Éric Dupond-Moretti et Julius Grey. Photos : Twitter et site web de Grey Casgrain s.e.n.c.
Le ministre de la Justice de la France, Éric Dupond-Moretti, est persuadé qu’en montrant des procès à la télévision, les citoyens comprendront mieux comment fonctionne leur système de justice. Montrer le travail des juges, des avocats et des policiers a un intérêt pédagogique pour le public, assure-t-il.

Lui-même avocat, le ministre vient donc de présenter cette disposition dans un projet de loi visant à développer la confiance dans l’institution judiciaire.

L’article du projet de loi autorise les captations audiovisuelles et sonores des audiences « pour un motif d’intérêt public en vue de sa diffusion ».

À partir de l’automne 2021, toutes les audiences pourront être concernées, des audiences civiles aux cours d’assises. C’est le ministère lui-même qui déterminerait les procès qui seraient filmés.

Pour les audiences publiques, il ne sera pas possible de s’opposer à la captation, mais les personnes jugées auront droit à la protection de leur anonymat, si elles le souhaitent. Les audiences non publiques ne pourront être captées qu’avec l’accord de l’ensemble des parties.

Les captations pourront être mises en ondes durant une période de cinq ans après que le dossier ait été définitivement jugé. Le diffuseur n’est pas encore déterminé. il pourra s’agir d’un diffuseur public ou privé, indique le ministre qui avoue une préférence pour un diffuseur de la télévision publique. C’est le diffuseur qui devra assumer lui-même le coût de production des tournages. « Le ministère de la Justice ne dépensera pas un euro », promet M.Dupond-Moretti.

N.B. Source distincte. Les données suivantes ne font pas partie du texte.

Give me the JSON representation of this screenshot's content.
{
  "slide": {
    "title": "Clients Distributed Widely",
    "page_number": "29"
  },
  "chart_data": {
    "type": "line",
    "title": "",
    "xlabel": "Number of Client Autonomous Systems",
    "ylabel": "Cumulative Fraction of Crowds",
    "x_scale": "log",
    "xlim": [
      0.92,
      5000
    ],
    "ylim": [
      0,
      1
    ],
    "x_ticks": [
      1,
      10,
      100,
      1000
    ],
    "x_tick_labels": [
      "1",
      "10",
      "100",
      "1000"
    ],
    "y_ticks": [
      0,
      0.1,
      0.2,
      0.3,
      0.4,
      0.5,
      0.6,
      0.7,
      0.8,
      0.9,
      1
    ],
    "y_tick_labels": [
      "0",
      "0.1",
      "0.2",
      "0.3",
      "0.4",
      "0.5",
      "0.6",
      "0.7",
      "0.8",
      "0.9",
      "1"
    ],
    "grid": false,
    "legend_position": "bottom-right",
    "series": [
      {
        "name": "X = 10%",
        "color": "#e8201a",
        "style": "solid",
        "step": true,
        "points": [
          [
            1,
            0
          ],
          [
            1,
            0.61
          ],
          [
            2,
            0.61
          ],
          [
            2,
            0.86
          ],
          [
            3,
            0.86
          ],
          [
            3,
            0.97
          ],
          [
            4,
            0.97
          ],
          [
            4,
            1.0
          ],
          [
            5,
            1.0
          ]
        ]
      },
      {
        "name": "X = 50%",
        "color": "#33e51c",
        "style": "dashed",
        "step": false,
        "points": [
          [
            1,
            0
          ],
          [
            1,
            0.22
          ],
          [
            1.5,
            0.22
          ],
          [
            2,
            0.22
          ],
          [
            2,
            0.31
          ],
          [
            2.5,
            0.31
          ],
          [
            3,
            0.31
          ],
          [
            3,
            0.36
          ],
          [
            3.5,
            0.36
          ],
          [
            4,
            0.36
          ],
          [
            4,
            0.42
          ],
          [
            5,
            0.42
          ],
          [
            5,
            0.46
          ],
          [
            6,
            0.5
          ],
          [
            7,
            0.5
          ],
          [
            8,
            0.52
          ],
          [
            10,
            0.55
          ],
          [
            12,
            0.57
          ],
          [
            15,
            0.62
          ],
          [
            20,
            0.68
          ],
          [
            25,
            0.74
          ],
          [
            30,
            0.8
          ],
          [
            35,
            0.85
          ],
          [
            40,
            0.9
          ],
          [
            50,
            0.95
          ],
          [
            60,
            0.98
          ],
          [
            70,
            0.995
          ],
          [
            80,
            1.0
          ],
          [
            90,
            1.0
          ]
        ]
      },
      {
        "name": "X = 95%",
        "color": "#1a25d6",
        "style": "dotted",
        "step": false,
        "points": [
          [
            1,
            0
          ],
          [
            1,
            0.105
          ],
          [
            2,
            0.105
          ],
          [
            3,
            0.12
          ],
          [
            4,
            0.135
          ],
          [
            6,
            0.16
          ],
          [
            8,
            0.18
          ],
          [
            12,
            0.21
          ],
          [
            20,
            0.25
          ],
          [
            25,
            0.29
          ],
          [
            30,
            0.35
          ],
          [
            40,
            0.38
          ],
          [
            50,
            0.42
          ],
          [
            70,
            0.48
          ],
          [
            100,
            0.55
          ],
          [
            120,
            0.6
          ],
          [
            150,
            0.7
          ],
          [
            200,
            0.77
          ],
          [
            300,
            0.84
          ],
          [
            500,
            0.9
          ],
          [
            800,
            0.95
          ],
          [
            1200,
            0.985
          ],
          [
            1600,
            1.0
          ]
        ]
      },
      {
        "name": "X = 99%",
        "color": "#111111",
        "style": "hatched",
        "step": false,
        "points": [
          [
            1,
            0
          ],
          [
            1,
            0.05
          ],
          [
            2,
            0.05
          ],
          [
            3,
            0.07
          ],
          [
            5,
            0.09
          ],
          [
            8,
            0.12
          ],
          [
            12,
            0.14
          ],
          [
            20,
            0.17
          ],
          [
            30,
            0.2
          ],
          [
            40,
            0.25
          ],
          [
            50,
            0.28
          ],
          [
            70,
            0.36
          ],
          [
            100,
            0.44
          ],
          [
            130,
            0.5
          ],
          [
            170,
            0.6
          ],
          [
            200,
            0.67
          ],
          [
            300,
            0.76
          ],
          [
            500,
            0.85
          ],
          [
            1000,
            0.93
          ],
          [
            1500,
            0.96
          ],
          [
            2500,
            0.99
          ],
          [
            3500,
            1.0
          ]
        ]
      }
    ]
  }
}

Les syndicats de magistrats sont partagés quant à cet article du projet de loi. Le Syndicat national de la magistrature y voit une bonne idée, mais reste sceptique sur la manière de faire. L’Union syndicale de la magistrature y voit un outil de communication politique au profit du ministre.

Jusqu’à présent, la France autorise uniquement la captation des procès qui ont une dimension historique, comme ceux d’anciens bourreaux et collaborateurs des nazis durant la Deuxième Guerre mondiale. Mais seuls les chercheurs ont accès à ces enregistrements vidéos.

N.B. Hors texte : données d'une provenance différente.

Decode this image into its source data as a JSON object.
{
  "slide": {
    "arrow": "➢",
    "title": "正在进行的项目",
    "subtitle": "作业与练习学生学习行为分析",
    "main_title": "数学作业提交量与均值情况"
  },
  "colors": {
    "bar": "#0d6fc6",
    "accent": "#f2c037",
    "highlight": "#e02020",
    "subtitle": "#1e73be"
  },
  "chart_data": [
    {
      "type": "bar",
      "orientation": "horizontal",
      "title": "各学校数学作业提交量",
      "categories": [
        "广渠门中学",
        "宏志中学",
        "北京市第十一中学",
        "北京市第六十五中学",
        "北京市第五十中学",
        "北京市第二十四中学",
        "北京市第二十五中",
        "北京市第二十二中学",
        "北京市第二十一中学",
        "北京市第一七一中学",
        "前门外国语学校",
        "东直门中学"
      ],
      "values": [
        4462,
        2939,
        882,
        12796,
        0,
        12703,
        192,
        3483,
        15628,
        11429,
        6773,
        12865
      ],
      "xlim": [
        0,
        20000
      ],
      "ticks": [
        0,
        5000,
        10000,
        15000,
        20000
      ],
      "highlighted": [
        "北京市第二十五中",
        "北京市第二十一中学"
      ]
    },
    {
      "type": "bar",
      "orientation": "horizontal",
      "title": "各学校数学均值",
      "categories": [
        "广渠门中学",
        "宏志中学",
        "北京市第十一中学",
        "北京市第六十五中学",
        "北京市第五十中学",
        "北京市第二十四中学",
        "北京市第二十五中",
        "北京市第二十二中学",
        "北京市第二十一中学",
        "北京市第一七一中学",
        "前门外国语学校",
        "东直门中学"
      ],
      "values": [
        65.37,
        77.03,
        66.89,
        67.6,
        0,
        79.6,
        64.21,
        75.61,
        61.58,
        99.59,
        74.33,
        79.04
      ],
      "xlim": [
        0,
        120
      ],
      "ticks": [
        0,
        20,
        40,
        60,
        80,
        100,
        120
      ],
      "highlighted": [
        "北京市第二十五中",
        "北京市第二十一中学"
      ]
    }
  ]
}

« Du populisme », pour Me Julius Grey

Le projet français ne rencontre pas l’approbation de Me Julius Grey. « Je suis contre cette sorte de populisme en matière de droit, réagit l’avocat. Je pense que cela enlève à la sérénité des débats. »

« Dans les procès controversés, cela alimentera la colère des gens, et cela mettra de la pression sur le juge, pointe Me Julius Grey. Imaginez la diffusion du procès de policiers: cela peut créer des tensions importantes. »

Me Grey ne croit pas qu’une telle initiative ait une vertu pédagogique. « Il y a d’autres moyens d’informer le public, affirme l’avocat, qui souligne que les procès sot publics, et que les journalistes relatent les débats. De plus, le public ne verra pas les négociations, les décisions discrétionnaires de porter telle accusation et non une autre. »

En définitive, « le public risque de ne pas apprécier les points de droit subtils, et de donner trop d’importance à la façon de s’exprimer. »

Si Me Grey se dit totalement opposé à la diffusion des procès de première instance, il se montre ouvert à la captation des procès en appel et des audiences de la Cour suprême.

« Il y a moins de danger à diffuser les procès en appel, dit-il. Quant à la Cour suprême, il y a des débats entre les avocats et les juges sur des questions importantes pour le Canada. D’ailleurs, on rend déjà des débats disponibles pour le public. »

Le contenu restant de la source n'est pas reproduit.